Ok, lo voy a contar. Es la historia de Irina, mi hija mayor. Nació con 850 gramos y seis meses y medio de gestación. 28 semanas exactamente. Midió 32 centímetros y, con menos de un kilo, era apenas del tamaño de un peceto. Pasamos 70 días en neonatología, que -como imaginarán- fueron 70 jornadas de una montaña rusa de sentimientos, que iban de la esperanza a la desesperación. Porque durante esos 70 días nadie te promete nada. Afortunadamente -¡y gracias-gracias-gracias a la medicina actual!- hoy Irina es una nena hermosa, despierta, coqueta y feliz. Y sus comienzos en este mundo, lejanos ahora, parecen tan sólo una anécdota.
Pero fueron más que eso. Fueron los momentos más duros que nos tocó atravesar (a mi marido y a mí) en la vida. Sí, esa frase suena a cliché, ya sé. Pero no hay otra manera de decirlo, fue así. Y momentos así son difíciles de olvidar.
Pero rebobinemos. ¿Qué pasó? Si yo tenía un embarazo perfecto. De esos con pancita liviana, casi sin nauseas, cada eco daba diez puntos, pura felicidad. Si yo podía trabajar (en mis dos o tres trabajos, ya no recuerdo). Y también remodelar mi casa. Y salir a patear cada fin de semana en busca del mejor precio para los azulejos o el lavatorio. Y seguir haciendo gimnasia. E ir cada noche al teatro (era mi profesión, la crítica teatral). ¿Qué pasó entonces? Se llama preclampsia. Para quien no sabe de qué se trata, es una de las cosas más graves que pueden suceder en un embarazo, especialmente si no se detecta a tiempo. Hace algunas décadas, morían bebés y mamás por culpa de ello. Es un combo de presión arterial alta (presión gestacional, es decir, que se dispara durante el embarazo sin causa aparente y que no deja que le pase el "alimento" por el cordón umbilical al feto) con algunos otros indicios más (proteína en orina e hinchazón de pies y manos, por ejemplo), que terminan en un desastre, si es que algún médico no se aviva y saca al bebé de la panza a tiempo.
¿Por qué les cuento todo esto?

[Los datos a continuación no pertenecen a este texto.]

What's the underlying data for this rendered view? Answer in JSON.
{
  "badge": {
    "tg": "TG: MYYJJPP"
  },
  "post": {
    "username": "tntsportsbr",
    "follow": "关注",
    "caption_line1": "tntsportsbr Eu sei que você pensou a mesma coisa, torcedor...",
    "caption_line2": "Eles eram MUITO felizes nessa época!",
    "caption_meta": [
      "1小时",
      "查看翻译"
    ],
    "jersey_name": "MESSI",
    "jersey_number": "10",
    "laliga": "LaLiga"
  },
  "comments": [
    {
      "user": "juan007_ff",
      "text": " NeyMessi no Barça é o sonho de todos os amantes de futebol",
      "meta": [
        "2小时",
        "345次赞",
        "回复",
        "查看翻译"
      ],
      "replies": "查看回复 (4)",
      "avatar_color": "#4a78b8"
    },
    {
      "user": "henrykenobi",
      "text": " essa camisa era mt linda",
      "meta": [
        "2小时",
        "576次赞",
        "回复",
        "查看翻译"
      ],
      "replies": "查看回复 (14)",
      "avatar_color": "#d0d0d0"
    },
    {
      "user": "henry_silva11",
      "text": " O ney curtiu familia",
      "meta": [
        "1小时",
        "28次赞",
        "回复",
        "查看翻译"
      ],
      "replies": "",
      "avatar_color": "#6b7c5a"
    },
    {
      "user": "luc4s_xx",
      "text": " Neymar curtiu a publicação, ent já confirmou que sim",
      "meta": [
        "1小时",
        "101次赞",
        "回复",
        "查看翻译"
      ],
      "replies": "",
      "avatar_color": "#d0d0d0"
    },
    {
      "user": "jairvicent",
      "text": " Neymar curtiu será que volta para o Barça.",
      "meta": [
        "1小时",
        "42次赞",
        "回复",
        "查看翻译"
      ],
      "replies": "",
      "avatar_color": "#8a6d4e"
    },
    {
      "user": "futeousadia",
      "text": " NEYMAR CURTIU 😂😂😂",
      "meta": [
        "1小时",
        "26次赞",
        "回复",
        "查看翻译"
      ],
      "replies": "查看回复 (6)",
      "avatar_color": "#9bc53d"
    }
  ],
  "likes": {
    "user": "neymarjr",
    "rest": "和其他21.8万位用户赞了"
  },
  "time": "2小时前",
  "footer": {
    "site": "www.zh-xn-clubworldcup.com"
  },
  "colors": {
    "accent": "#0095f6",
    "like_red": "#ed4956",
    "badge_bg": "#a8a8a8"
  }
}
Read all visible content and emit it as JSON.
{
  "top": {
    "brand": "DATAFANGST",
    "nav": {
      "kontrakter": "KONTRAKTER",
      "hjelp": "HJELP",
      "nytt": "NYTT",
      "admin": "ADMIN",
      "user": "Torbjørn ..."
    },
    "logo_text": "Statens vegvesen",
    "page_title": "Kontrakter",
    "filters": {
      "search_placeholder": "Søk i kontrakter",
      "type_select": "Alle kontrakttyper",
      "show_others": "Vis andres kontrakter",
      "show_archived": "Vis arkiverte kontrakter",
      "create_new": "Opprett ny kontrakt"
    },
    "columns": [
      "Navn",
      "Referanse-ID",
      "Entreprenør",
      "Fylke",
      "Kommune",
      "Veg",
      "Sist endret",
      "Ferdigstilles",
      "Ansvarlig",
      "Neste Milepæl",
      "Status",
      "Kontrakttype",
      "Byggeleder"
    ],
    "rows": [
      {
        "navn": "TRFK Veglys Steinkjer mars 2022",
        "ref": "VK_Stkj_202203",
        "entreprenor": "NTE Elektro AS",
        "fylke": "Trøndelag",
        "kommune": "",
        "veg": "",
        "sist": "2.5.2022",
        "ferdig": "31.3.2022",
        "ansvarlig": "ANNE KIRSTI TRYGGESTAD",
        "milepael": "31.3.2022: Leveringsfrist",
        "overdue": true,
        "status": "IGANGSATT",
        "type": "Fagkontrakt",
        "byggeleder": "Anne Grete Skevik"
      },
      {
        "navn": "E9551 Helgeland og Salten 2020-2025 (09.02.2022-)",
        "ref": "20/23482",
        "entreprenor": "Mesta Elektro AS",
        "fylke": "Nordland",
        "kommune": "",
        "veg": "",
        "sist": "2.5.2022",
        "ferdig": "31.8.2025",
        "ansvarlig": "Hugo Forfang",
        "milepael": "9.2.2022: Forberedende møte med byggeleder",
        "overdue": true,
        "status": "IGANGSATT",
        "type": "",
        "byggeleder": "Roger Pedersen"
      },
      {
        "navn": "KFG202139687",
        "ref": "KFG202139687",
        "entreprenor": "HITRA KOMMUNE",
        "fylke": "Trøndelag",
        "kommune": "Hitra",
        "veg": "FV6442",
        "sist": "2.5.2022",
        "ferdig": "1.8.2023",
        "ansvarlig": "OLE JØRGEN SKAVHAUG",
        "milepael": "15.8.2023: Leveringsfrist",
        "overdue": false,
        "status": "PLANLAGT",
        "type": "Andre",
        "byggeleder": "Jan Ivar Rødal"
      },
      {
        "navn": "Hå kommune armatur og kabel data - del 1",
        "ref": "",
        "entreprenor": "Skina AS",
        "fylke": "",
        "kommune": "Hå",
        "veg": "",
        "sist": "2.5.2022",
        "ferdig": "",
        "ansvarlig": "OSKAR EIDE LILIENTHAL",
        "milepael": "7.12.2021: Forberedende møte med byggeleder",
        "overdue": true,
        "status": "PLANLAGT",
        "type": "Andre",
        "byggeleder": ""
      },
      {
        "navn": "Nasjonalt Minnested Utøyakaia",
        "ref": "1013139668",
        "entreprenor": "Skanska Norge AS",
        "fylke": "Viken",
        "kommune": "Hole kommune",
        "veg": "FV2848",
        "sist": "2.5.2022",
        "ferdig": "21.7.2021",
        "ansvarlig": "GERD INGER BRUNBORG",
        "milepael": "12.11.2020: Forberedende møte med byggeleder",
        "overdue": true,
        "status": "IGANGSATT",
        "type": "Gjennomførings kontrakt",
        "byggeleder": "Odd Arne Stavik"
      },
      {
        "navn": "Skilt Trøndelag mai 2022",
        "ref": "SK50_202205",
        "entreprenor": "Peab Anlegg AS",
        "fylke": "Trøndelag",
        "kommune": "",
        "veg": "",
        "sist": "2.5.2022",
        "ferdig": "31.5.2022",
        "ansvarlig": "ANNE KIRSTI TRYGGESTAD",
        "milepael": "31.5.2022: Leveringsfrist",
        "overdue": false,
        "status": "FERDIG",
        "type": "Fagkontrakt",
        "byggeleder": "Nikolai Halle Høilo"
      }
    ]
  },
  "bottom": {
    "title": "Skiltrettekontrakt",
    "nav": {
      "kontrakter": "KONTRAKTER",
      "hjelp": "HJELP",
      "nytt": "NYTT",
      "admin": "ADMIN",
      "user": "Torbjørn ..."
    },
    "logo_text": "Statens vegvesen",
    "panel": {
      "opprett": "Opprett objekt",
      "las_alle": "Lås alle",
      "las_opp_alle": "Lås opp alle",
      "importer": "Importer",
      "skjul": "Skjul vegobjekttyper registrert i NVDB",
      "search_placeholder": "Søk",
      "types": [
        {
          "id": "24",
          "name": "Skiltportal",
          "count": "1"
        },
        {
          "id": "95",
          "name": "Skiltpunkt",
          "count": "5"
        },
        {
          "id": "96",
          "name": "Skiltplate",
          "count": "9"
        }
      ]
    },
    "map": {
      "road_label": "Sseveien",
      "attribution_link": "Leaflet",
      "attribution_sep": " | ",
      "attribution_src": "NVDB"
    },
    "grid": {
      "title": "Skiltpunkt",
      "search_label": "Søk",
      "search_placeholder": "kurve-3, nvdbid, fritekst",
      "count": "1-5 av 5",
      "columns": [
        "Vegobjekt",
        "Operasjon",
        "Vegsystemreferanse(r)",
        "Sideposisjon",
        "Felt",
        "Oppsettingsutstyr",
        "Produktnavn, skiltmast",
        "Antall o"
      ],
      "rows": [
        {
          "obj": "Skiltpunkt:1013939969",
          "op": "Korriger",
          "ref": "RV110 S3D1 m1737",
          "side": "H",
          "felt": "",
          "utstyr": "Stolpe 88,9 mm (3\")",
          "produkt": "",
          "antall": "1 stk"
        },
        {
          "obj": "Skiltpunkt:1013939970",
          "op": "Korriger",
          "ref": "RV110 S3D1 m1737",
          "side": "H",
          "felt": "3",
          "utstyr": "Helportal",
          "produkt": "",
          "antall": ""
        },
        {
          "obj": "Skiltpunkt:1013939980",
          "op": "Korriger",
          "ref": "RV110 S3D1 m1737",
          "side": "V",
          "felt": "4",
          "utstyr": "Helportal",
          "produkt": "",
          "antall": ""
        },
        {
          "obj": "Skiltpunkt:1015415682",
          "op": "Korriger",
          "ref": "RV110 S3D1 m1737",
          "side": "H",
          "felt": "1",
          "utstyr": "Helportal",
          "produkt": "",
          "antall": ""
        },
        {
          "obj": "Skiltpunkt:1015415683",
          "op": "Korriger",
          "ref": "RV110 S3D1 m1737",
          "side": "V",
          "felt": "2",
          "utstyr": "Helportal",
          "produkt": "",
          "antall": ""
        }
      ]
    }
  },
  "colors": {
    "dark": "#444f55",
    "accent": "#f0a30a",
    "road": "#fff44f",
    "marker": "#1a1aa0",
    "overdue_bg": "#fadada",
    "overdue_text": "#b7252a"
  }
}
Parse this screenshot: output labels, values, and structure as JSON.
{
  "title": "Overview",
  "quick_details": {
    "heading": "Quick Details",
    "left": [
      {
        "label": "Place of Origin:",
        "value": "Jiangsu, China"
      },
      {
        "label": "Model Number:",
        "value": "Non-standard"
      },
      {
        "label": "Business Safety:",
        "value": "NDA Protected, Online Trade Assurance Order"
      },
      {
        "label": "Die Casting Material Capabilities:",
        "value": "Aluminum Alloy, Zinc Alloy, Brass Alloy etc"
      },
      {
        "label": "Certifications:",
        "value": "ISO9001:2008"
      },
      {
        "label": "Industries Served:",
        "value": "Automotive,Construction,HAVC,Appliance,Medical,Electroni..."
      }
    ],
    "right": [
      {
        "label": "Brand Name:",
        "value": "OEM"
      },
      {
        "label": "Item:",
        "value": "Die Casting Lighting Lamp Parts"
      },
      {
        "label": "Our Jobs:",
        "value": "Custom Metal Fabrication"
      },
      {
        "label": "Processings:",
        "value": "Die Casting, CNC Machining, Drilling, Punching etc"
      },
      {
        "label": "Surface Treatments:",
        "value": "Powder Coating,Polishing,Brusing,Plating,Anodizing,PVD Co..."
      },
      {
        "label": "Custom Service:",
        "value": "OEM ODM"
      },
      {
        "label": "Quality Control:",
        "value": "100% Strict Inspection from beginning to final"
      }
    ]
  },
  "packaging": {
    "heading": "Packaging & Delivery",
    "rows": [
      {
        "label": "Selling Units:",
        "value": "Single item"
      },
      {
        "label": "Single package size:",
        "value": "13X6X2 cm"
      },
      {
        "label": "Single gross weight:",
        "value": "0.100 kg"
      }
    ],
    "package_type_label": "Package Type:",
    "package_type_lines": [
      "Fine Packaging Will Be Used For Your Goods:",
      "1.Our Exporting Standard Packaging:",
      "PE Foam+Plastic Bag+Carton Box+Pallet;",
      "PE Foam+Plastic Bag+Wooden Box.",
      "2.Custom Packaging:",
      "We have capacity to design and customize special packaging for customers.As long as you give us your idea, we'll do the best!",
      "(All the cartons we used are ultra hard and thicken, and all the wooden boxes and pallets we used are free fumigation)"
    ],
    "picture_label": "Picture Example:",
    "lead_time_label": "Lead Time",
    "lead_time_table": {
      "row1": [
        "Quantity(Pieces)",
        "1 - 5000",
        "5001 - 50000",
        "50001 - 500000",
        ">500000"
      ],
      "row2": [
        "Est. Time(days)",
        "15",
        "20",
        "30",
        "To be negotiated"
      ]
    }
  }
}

Porque a mí me hubiera servido, en algún momento, que alguien me dijera que estas cosas pueden pasar. No es lo más común, pero puede pasar (sí mamá, vos me advertiste, pero las hijas no escuchamos a las mamás). No es para asustar a nadie, simplemente para estar alertas. Yo estaba con los pies que parecían dos morcillas, pero supuse que era "normal" que eso sucediera en el embarazo. Supuse también que no pasaba nada si esperaba quince días para consultarle al médico, que era el tiempo que faltaba para mi control de rutina. Gran error. Hoy sé que en el embarazo, cualquier cambio, aunque parezca ingenuo o inofensivo, puede ser síntoma de algo más importante. Y que los pies tipo morcilla no son "normales" en la semana 28 y en octubre, cuando el calor todavía no era agobiante.
Mucho tiempo más tarde, cuando me puse a investigar sobre el tema antes de buscar a mi segunda beba, una obstetra especialista en embarazos de riesgo me dijo: "Las embarazadas tienen que empollar". Sí, como la gallina con su huevo. Con una simple metáfora, resumía todo un concepto. Aunque parezca que podemos seguir con nuestra vida como "si nada estuviera pasando", algo sí está pasando. Mucho está pasando dentro nuestro. Y hay que darle un lugar en nuestra vida.
Por eso si conocés a alguna embarazada, pasale este mensaje. Decile que se dedique a "empollar" su huevo, que no hay nada más importante que hacer en este momento que eso. Y que hay que tomarse la presión en el embarazo cada tanto (algunos médicos no lo hacen en el control de rutina). Y que los pies hinchados pueden estar diciéndonos algo. Reenviale este texto a las embarazadas que conocés. Si no lo hacés... obviamente no va a pasar nada. No va a caer ninguna maldición sobre vos ni sobre nadie, ni bla bla bla, todo eso que presagian esos mensajes-spam insoportables. Pero por ahí podés hacerle un favor a alguien. Nadie sabe (todavía) por qué, ni cuándo, ni a quién le toca la preclampsia.